While Prim, Percy, and Quesnel gaped, Rue smoothed her skirts nervously. Then with – she hoped – captain-like dignity, she made her way to the lioness.

“Welcome back, Spoo. And Miss Sekhmet, I assume?” Of course Rue should have known, but it was like the Vanaras – she never considered that there would be other shape-shifters. British scientists only spoke of werewolves. A quintessentially imperial attitude, of course, to ignore native mythology. But if there were weremonkeys, why not werelionesses?

Nevertheless, in case she was wrong, Rue approached Spoo and the lioness with caution. “Glad you were able to escape your captors. Welcome aboard The Spotted Custard. Spoo, you had us worried.”

Spoo, sitting with immense pride astride the cat, slid off and moved away only to be instantly surrounded by decklings, the returning hero. They hustled her off in a nattering group, like a gaggle of excited geese.


The lioness looked up at Rue as if waiting for something.

Rue said, “I’d be delighted to offer you use of my quarters and a dressing robe. It is Miss Sekhmet, is it not?”

The cat tilted her head, whiskers twitching.
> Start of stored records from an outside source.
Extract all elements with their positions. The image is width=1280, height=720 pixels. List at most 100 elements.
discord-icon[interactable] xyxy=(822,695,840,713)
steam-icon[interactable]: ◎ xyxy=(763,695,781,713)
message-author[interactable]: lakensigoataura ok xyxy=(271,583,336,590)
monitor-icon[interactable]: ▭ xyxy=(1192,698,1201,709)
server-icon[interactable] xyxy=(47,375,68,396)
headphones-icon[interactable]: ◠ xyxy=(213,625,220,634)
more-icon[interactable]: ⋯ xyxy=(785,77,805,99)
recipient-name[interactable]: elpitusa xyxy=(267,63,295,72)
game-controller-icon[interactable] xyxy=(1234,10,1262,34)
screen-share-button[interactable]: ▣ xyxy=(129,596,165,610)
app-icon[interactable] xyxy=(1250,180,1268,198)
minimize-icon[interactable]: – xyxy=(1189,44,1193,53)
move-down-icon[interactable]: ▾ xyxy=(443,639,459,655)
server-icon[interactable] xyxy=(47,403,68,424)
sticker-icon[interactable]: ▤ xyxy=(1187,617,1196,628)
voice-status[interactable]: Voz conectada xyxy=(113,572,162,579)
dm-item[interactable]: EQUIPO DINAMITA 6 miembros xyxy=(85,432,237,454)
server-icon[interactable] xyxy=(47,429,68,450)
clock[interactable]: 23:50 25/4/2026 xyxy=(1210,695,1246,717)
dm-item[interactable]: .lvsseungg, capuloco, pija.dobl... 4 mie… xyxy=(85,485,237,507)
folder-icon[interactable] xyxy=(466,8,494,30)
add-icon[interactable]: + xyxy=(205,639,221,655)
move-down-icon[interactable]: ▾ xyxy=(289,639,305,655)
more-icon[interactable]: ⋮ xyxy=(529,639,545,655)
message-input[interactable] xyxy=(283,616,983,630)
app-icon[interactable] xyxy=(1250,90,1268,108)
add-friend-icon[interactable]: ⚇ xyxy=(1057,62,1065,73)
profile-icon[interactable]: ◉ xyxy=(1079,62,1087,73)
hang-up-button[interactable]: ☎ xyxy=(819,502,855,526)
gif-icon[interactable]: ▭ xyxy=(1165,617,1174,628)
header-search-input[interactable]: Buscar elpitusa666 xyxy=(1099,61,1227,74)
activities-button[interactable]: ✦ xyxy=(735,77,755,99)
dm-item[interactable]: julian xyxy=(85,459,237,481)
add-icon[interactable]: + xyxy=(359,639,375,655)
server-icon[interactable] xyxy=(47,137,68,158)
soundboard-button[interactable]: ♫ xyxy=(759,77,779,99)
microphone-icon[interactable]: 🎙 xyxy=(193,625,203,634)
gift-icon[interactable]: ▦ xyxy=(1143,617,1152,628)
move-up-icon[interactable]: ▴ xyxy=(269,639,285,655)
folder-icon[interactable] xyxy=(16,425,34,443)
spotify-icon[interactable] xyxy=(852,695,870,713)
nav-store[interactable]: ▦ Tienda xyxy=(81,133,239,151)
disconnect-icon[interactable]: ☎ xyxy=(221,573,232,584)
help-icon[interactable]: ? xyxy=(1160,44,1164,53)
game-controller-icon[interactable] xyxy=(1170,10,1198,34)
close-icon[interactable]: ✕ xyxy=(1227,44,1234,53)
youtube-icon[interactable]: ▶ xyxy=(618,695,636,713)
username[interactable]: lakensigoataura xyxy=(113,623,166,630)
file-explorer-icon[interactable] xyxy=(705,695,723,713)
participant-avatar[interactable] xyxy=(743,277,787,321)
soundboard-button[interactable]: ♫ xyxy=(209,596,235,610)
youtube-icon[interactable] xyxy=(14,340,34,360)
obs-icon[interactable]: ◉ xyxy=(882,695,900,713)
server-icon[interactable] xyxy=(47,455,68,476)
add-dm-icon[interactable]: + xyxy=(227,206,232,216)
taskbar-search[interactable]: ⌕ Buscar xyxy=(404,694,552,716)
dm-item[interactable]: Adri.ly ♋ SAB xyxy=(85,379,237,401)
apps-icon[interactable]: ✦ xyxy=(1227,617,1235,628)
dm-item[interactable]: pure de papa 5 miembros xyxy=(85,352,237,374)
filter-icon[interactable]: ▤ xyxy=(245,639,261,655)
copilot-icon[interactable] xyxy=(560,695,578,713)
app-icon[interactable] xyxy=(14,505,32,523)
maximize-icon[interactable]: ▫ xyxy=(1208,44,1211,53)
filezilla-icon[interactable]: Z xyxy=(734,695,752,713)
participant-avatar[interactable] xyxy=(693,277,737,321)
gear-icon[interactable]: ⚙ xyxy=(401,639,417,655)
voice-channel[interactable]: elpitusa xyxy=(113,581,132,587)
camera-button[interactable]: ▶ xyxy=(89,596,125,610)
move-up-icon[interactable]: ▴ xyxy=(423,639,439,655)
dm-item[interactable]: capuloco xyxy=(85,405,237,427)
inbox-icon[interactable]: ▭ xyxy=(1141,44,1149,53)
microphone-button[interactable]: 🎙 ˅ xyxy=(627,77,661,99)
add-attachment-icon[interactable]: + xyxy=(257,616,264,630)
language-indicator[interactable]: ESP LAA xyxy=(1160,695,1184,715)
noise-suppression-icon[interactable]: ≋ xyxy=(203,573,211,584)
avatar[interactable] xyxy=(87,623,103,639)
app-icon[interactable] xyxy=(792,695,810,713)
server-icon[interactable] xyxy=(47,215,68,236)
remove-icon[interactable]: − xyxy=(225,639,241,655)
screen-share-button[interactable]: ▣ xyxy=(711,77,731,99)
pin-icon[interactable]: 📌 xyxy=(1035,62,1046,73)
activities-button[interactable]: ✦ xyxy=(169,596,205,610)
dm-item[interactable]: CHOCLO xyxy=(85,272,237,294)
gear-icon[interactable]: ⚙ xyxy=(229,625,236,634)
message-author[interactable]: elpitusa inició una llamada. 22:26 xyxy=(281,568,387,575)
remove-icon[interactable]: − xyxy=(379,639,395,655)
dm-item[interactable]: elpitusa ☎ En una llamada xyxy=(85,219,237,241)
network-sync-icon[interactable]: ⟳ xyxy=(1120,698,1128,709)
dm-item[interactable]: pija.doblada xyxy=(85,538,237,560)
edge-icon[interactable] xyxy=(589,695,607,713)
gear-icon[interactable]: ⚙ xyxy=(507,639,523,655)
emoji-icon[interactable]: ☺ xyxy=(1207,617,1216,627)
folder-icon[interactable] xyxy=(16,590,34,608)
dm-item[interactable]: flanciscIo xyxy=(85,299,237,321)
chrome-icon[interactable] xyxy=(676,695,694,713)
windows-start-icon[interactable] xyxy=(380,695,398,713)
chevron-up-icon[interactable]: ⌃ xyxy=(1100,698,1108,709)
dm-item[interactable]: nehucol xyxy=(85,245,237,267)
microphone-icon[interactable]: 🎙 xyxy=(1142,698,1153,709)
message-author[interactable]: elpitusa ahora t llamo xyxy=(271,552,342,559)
“The robe will be short on you, I am afraid. I am assuming, as our first meeting took place in the Maltese Tower, that you are not afflicted, like werewolves, with an inability to float? But I get ahead of myself. We have much to discuss that I am afraid requires you to be in human form.”

The werecat nodded her sleek head. Rue wondered if in this she was the same as werewolves. It was a mark of age and skill to possess all of one’s facilities while in animal shape. Oh, she had so many questions!

Quesnel and Percy, having stood at the arrival of their visitor, abandoned their tea to approach.

“Rue,” said Percy. “Are you talking to a lioness? Is that wise? Aren’t they hazardous to the health?”

Without batting an eye Quesnel said, “Of course – Miss Sekhmet, is it? That’s why you shrouded yourself in fabric under the direct sunlight this morning.”

“No wonder she looked so exhausted,” added Rue, trying to carry everything off with aplomb when inside she was now trembling with excitement: A werecat. I found a werecat! Well, she found me, but still!

“And too weak to fight off her kidnappers,” added Quesnel. “Or should I say, catnappers?”

The lioness looked displeased at that statement. She flattened her ears at Quesnel.

“Spoo, would you show our guest to my chambers?”

“My pleasure, Lady Captain. Right this way, miss.” Spoo trotted off, the lioness trailing behind.

They disappeared.

Percy said, “Is she staying? Footnote is not going to be happy.” And then, after a moment, “Where has my sister gone?”

Primrose, as it turned out, had fainted.

The decklings collected around her in a chattering worried mass.

Rue applied smelling salts and Prim revived relatively quickly. Her big dark eyes were smudged with concern. She sat up.

“I’m feeling better. I do apologise. Terribly silly of me.”

“It’s the heat,” said Rue, giving Prim an out and offering her a hand up.

“Just so I am clear, do we now have a werelioness on board?” Primrose rose slowly.

“Yes,” said Quesnel, helping her solicitously to sit back in a deck-chair.

“And did she take us shopping this morning?”

“Yes, she did,” confirmed Rue.

Percy, following at long last, said, “Werelioness? Of course. It fits perfectly. Do you think that’s what the Vanaras are? Hardly makes sense. That’s not how they are described in the text. Not cat-like at all. Do you think she’ll let me write a report for the Royal Society?”

Quesnel gave him a disgusted look. “Can’t you think about anything but your academic standing? This is a revelation of epic proportions! We now have proof that there are other shape-shifting creatures besides werewolves.”

“Exactly! The scientific community should know. I’m being altruistic. Selfish would be to keep this information secret.”